For one thing, although opinion polls on marriage are shifting, they are not shifting at an equal pace at the state level, and thus our “dual sovereignty” system is not yet reflecting the changes. The resounding enactment of a ban on gay marriage in North Carolina is only one example. Political scientist Greg Lewis estimates majority support for gay marriage exists in about 20 states, most of which have not equalized their laws. Polls this year show only 35 to 40 per cent support for same-sex marriage in major states such as Ohio, Pennsylvania and Florida. Hopefully, voters in one or more of the four states where marriage is on the November ballot will endorse equality, which will mark a breakthrough in the politics of gay marriage. But the margins are likely to be close.
While the Supreme Court is not driven by poll results, the Justices nonetheless are quite sensitive to preserving the Court’s legitimacy in the eyes of the public and avoiding sweeping decisions on hot-button cultural issues if possible. For the progressive Justices, the biggest concern about “getting ahead of the country” is likely to be the risk of major backlash.
For advocates of equal access to marriage, the primary goal should be to keep driving up the levels of public support. For this issue, in this phase of its development, the let-each-state-decide dynamic is essential because it provides the space for change to happen gradually. Incremental change increases the public comfort level because it sends the message that the nation will be allowed to adjust to this alteration of a major social institution at its own pace.
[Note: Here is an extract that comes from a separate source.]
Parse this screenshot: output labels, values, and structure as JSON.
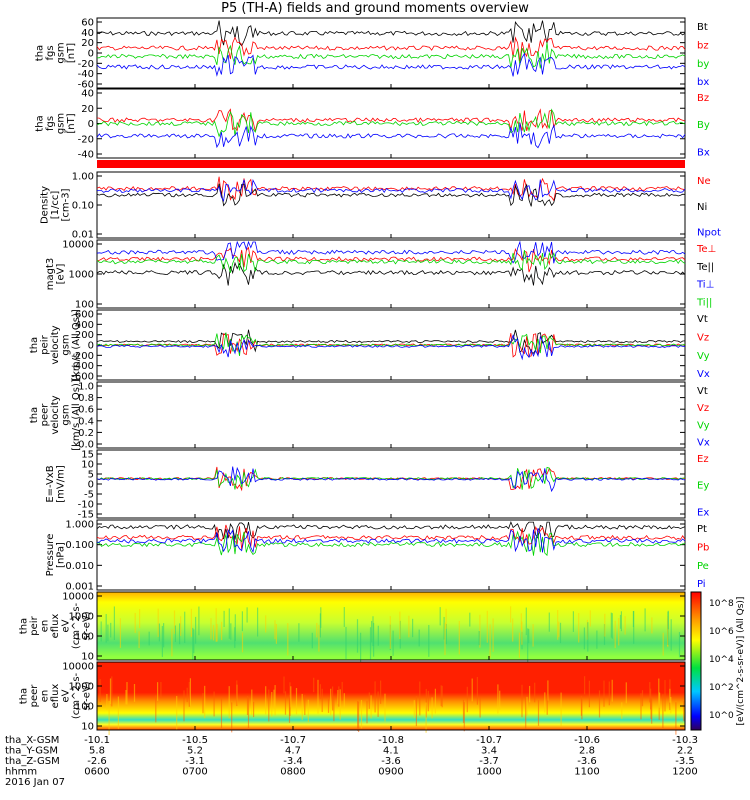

Everyone understands that allowing state variability is a kind of structural compromise in the American political system – necessary now to ensure enough popular support to prevent calls for something like a federal constitutional amendment barring gay marriage, even if grating to the principle of immediate and complete equality, under all law, state as well as federal. But it is a compromise that will pay off in the long term. And unless something happens to derail the progress happening now– something like a Supreme Court decision endorsing marriage inequality for example – the long term may turn out to be, by historical standards, remarkably short.
Nan Hunter is a Professor of Law at Georgetown University and co-author of a leading law school casebook – Sexuality, Gender and the Law. She blogs at hunter of justice.